La coltura della vite viene praticata in Calabria sin dai tempi preistorici, esisteva sicuramente ancor prima che vi giungessero, intorno all’VIII secolo a. C., i primi coloni greci. Molte leggende fiorite intorno alla fondazione di città della Magna Grecia, tra cui l’antica Kaulon, fanno menzione della vite quale elemento sacrale. Del resto la coltivazione dei vigneti in queste contrade era talmente intensa nell’età ellenistica che la Calabria fu detta "Enotria", ossia terra del vino. Si capisce quindi come il vino che si produceva in Calabria, oltre ad avere una considerevole importanza nell’economia dei tempi, era apprezzato e famoso per la sua qualità. Caratteristica di quel vino pare fosse la forza ed il vigore, capace (si dice) di resuscitare anche i morti, ed il profumo intensissimo. Le tavole di Eraclea danno un preciso valore ai vigneti del tempo in Calabria: un appezzamento di terreno coltivato a vigna valeva sei volte quello coltivato a cereali. Pare che vi si coltivassero 150 vitigni diversi e tutti pregiati. Al dio Bacco erano innalzati ovunque templi, tra i quali famosissimo quello di Cremissa, odierna Cirò. E si vuole appunto che il vino Cirò discenda in linea retta da quel vino di Crimisa che si somministrava agli atleti vittoriosi nelle gare, per cui (insieme ad un altro grande vino di Calabria, il Greco di Bianco) sarebbe il nettare più antico d’Italia. Non v’è dubbio d’altronde che anche il Greco di Bianco, sia di nobili ed antichissime origini: è il nome stesso a dirlo. Si racconta che il vitigno sia stato portato nell’VIII secolo a. C. dai coloni greci che fondarono Locri Epyzefiri. Narra la leggenda che la battaglia del fiume Sagra (VI secolo a. C.) tra i 20.000 Locresi-Reggini da una parte ed i 100.000 Cotroniati-Kauloniati dall’altra, venne vinta dai primi perché esaltati da copiose libagioni di vino Greco.
Vi sono in Calabria circa 55.000 ettari di terreno coltivato a vigneto di cui 38.500 a coltura specializzata con produzione annua che si aggira intorno a 1.800.000 ettolitri di vino. Non molto se consideriamo che l’antica Enotria produceva la stessa quantità di vino dell’Alto Adige e meno delle Marche e di quasi tutte le altre regioni d’Italia. Eppure la Calabria, per la sua collocazione geografica al centro del Mediterraneo dove il sole splende per 8 mesi l’anno e per la sua particolare conformazione, è in grado produrre vini che, pur provenendo dai medesimi vitigni si differenziano notevolmente, vini quasi sempre di altissima qualità, robusti e generosi.

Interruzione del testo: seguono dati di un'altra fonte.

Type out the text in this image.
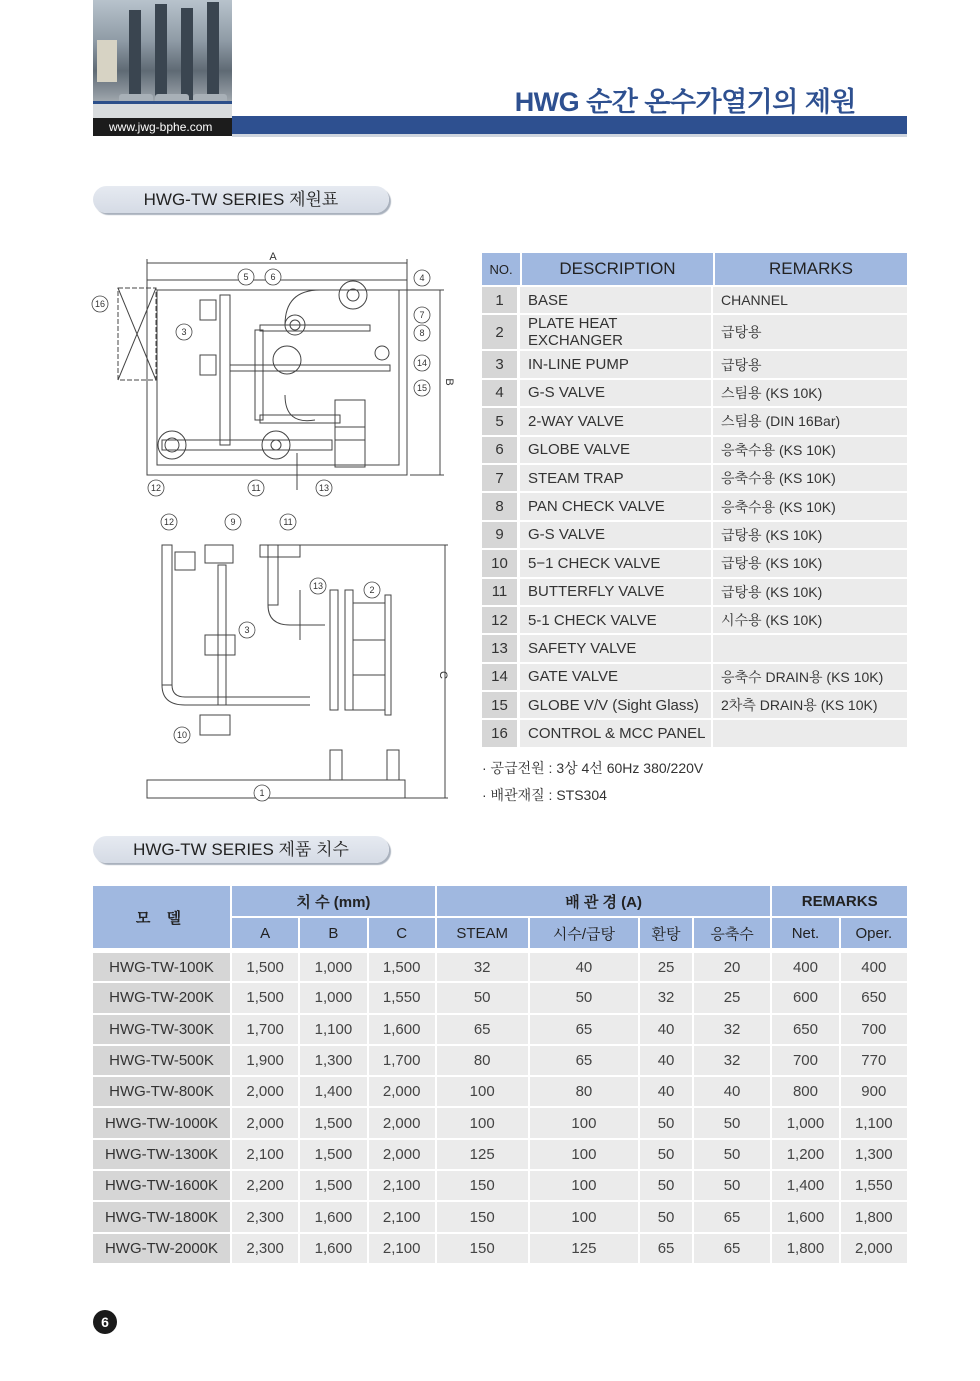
www.jwg-bphe.com
HWG 순간 온수가열기의 제원
HWG-TW SERIES 제원표
A
B
C
16
3
5 6	4
7
8
14
15
12	11	13
12	9	11
13	2
3
10
1
NO.	DESCRIPTION	REMARKS
1	BASE	CHANNEL
2	PLATE HEAT EXCHANGER	급탕용
3	IN-LINE PUMP	급탕용
4	G-S VALVE	스팀용 (KS 10K)
5	2-WAY VALVE	스팀용 (DIN 16Bar)
6	GLOBE VALVE	응축수용 (KS 10K)
7	STEAM TRAP	응축수용 (KS 10K)
8	PAN CHECK VALVE	응축수용 (KS 10K)
9	G-S VALVE	급탕용 (KS 10K)
10	5−1 CHECK VALVE	급탕용 (KS 10K)
11	BUTTERFLY VALVE	급탕용 (KS 10K)
12	5-1 CHECK VALVE	시수용 (KS 10K)
13	SAFETY VALVE	
14	GATE VALVE	응축수 DRAIN용 (KS 10K)
15	GLOBE V/V (Sight Glass)	2차측 DRAIN용 (KS 10K)
16	CONTROL & MCC PANEL	
· 공급전원 : 3상 4선 60Hz 380/220V
· 배관재질 : STS304
HWG-TW SERIES 제품 치수
모 델	치 수 (mm)			배 관 경 (A)				REMARKS	
	A	B	C	STEAM	시수/급탕	환탕	응축수	Net.	Oper.
HWG-TW-100K	1,500	1,000	1,500	32	40	25	20	400	400
HWG-TW-200K	1,500	1,000	1,550	50	50	32	25	600	650
HWG-TW-300K	1,700	1,100	1,600	65	65	40	32	650	700
HWG-TW-500K	1,900	1,300	1,700	80	65	40	32	700	770
HWG-TW-800K	2,000	1,400	2,000	100	80	40	40	800	900
HWG-TW-1000K	2,000	1,500	2,000	100	100	50	50	1,000	1,100
HWG-TW-1300K	2,100	1,500	2,000	125	100	50	50	1,200	1,300
HWG-TW-1600K	2,200	1,500	2,100	150	100	50	50	1,400	1,550
HWG-TW-1800K	2,300	1,600	2,100	150	100	50	65	1,600	1,800
HWG-TW-2000K	2,300	1,600	2,100	150	125	65	65	1,800	2,000
6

In Calabria la massima produzione di vino è ad un livello decisamente artigianale e difatti ogni contadino vinifica da sé con criteri del tutto primitivi ed empirici. Ecco perché i risultati di anno in anno sono i più disparati e non vi è una vera continuità nella qualità dello stesso tipo di vino. Questo è il motivo della mancata diffusione dei nostri nel resto d’Italia. Ancora oggi sono poche le aziende che hanno la denominazione DOC, ma è in notevole incremento.
Il Cirò è uno dei pochi vini veramente industrializzato, il primo che ha chiesto ed ottenuto la denominazione d’origine controllata. Conosciuto ed apprezzato in tutto il mondo e' entrato a far parte di ogni cantina che si rispetti e sulle tavole di ogni buon ristorante. Per gli altri vini occorrerà attendere. Di recente hanno ottenuto la denominazione d’origine controllata anche i vini Bivongi, Savuto, Donnici e Pollino.